Il flagello della pandemia non ha però comportato gravi  ripercussioni a livello medico-sanitario sui migranti: nell’aprile 2020 in Italia su 179.200 diagnosticati tra quelli con nazionalità conosciuta,  il 69,3 per cento, solo il 5,1 per cento ha riguardato soggetti di nazionalità  straniera.

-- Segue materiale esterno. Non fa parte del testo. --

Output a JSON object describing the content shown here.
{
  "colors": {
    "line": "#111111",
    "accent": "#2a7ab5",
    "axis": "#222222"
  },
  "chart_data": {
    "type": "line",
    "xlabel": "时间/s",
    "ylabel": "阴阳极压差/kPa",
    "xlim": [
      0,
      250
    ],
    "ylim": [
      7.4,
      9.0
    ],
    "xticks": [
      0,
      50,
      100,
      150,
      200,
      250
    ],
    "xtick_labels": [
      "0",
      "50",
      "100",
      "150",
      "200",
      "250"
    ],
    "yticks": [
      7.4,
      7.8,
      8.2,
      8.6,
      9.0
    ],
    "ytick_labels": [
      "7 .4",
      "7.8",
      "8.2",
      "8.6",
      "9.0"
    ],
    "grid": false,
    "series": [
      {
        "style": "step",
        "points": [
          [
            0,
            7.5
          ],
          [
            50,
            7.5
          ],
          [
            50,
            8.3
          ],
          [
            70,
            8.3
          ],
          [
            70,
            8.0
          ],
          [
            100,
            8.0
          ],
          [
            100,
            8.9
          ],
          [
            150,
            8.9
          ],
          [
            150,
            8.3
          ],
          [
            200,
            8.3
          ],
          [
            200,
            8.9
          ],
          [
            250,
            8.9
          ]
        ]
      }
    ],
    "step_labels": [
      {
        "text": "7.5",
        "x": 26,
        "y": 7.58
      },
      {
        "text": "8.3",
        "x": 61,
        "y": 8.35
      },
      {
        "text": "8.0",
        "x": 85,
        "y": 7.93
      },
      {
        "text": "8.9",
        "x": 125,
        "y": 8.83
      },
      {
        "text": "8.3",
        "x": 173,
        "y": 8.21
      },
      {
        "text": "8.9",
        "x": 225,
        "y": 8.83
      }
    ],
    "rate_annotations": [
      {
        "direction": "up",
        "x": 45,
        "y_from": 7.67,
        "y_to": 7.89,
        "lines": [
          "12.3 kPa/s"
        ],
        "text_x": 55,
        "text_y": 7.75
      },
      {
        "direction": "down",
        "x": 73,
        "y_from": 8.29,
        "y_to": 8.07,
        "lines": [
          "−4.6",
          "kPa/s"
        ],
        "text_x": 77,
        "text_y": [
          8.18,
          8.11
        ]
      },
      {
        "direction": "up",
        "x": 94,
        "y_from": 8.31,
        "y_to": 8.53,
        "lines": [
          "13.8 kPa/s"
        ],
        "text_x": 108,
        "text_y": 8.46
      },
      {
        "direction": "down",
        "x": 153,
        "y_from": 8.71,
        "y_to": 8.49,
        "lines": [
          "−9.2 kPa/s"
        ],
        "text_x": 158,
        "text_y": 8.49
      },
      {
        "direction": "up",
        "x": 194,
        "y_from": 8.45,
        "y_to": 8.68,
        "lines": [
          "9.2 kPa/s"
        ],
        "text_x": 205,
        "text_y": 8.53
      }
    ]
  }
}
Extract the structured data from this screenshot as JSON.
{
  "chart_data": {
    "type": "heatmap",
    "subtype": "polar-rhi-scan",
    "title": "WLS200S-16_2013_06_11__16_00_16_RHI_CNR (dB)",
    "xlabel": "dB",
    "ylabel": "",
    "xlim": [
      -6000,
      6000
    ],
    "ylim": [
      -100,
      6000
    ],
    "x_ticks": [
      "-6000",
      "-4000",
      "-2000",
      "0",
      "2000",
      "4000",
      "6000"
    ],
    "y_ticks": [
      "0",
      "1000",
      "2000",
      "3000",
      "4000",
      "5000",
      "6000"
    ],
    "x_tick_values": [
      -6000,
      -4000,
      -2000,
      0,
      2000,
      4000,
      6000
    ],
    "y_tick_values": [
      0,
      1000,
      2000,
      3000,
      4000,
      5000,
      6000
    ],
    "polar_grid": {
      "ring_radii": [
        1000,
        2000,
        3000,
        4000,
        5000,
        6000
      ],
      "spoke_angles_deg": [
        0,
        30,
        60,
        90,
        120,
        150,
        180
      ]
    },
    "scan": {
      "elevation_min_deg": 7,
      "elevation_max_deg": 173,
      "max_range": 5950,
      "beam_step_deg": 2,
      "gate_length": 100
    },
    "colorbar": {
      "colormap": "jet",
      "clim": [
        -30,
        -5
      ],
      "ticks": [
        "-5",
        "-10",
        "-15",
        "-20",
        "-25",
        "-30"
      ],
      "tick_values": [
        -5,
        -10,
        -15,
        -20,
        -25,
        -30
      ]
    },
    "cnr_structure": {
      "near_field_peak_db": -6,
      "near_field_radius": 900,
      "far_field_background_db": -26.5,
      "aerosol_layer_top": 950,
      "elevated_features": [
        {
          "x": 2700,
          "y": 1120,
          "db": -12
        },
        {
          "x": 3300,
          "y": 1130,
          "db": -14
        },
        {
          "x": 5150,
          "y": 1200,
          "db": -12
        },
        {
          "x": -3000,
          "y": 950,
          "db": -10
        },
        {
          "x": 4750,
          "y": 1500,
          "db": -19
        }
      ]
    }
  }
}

Non solo: secondo uno studio condotto dall’Istituto nazionale per la promozione della salute delle popolazioni migranti e il contrasto delle malattie della povertà, tra i casi di positività al coronavirus fra gli  stranieri  presenti  nel  sistema  di accoglienza  per  richiedenti  asilo  in  un periodo che va dall’11 maggio  al 12 giugno 2020, su 59.648 immigrati accolti solo 239 sono stati confermati   positivi  al  covid-19,   lo  0,4 per cento, escludendo qualsiasi allarme sanitario.